On Saturday night, boxing with as much heart as art, Ramírez outlasted Imam 115-113, 117-111, 120-108, and his Mexican-born mother said ringside through an interpreter: “He’s dreamed of being a world champion ever since he was eight years old.”
There was a subtext to the drama. Ramírez’s promoter was Bob Arum, a signed-up Democrat and one-time legal adviser to Robert Kennedy; Imam is promoted by Don King, one of Trump’s loudest fans. The two octogenarian war-horses, thrown together again in the fading days of their promotional careers, had to share the reflected spotlight, if not the spoils.
Before the fight King said of his friend in the White House: “The first thing that Donald Trump said that touched my heart, and it should touch every American’s heart, is, ‘We will create a whole new system. We will take this system apart. I want to make America great again and America first.’ He is unpredictable. He is uncontrollable. He can’t be intimidated or coerced. He can’t be bought and the only people he has to answer to is the American people.”

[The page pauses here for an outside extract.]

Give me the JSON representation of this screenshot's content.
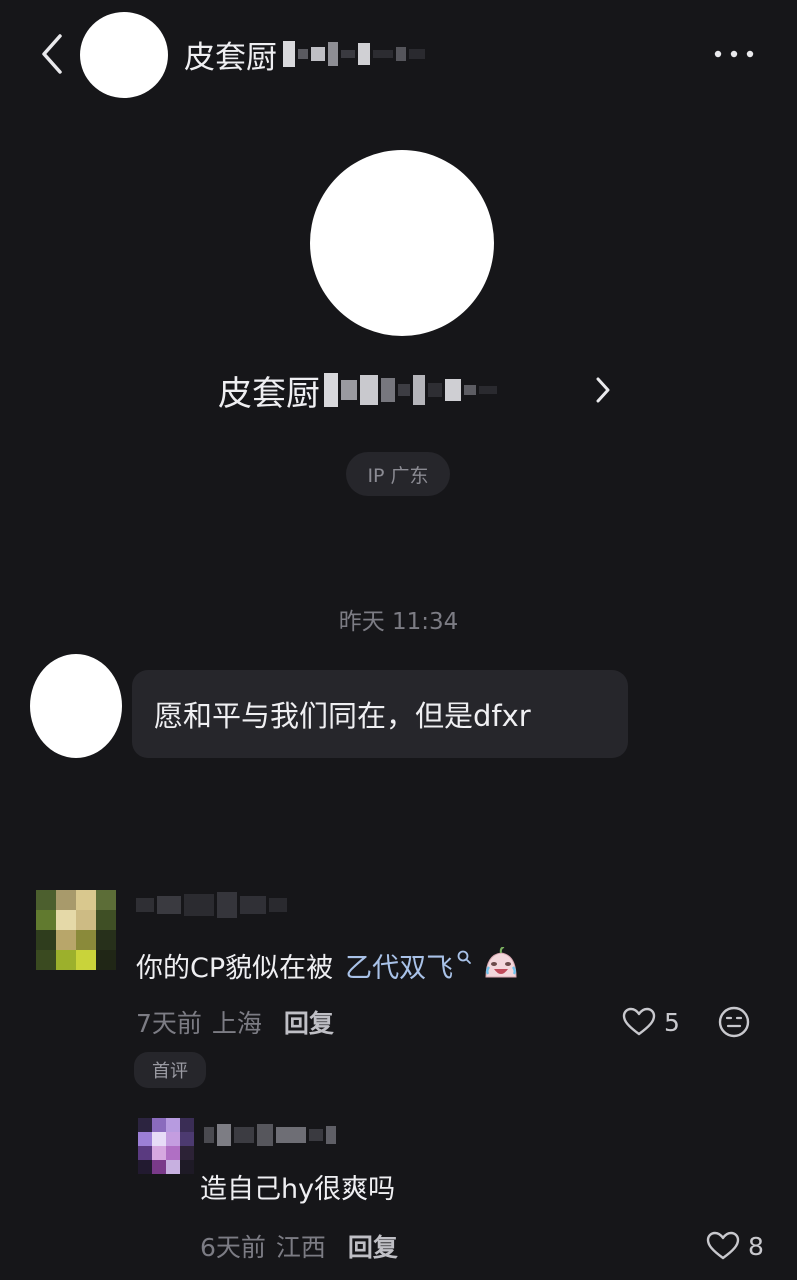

Ramírez might have smiled at that assessment and he provided his own answer with his fists on behalf of his absent friends.
Trump was nowhere to be seen, which was not surprising: St Patrick’s Day holds embarrassing memories for him. A year ago the Taoiseach, Enda Kenny, left Trump speechless at a Washington reception to celebrate Ireland’s patron saint, when he delivered a powerful defence of all immigrants, particularly those from Ireland.
On the undercard the Irish Olympian Michael Conlan continued his impressive progress in the same ring where he made his fairytale professional debut 12 months ago. In his first fight for Adam Booth Conlan took a round-and-a-bit to destroy the willing Hungarian David Berna.
Conlan is exciting, quotable and talented. If he continues to move through the featherweight division as he has in his first six fights, he is likely to enjoy a lucrative career in the US, where boxers have historically been sold as representatives of ethnic communities, from the Jewish, Italian, black and Irish fighters of melting-pot days more than a century ago, through to the flourishing Latino diaspora of today.
The New York show was shamelessly milked for its Irish quotient, on Top Rank and here on BoxNation. Perhaps Trump (the son of a Scottish mother and from German lineage on his father’s side) watched on TV. It is, after all, where he gets most of his information.
Predictably Conlan is being marketed as “Irish Mick”. Fair play to him. And fair play to Ramírez, whose courage extends a long way beyond the ring.
Not so uplifting was the news that Amir Khan’s former manager, Asif Vali, is trying to launch a watered-down version of bareknuckle boxing. And that is the last reference to this tawdry enterprise that will appear here.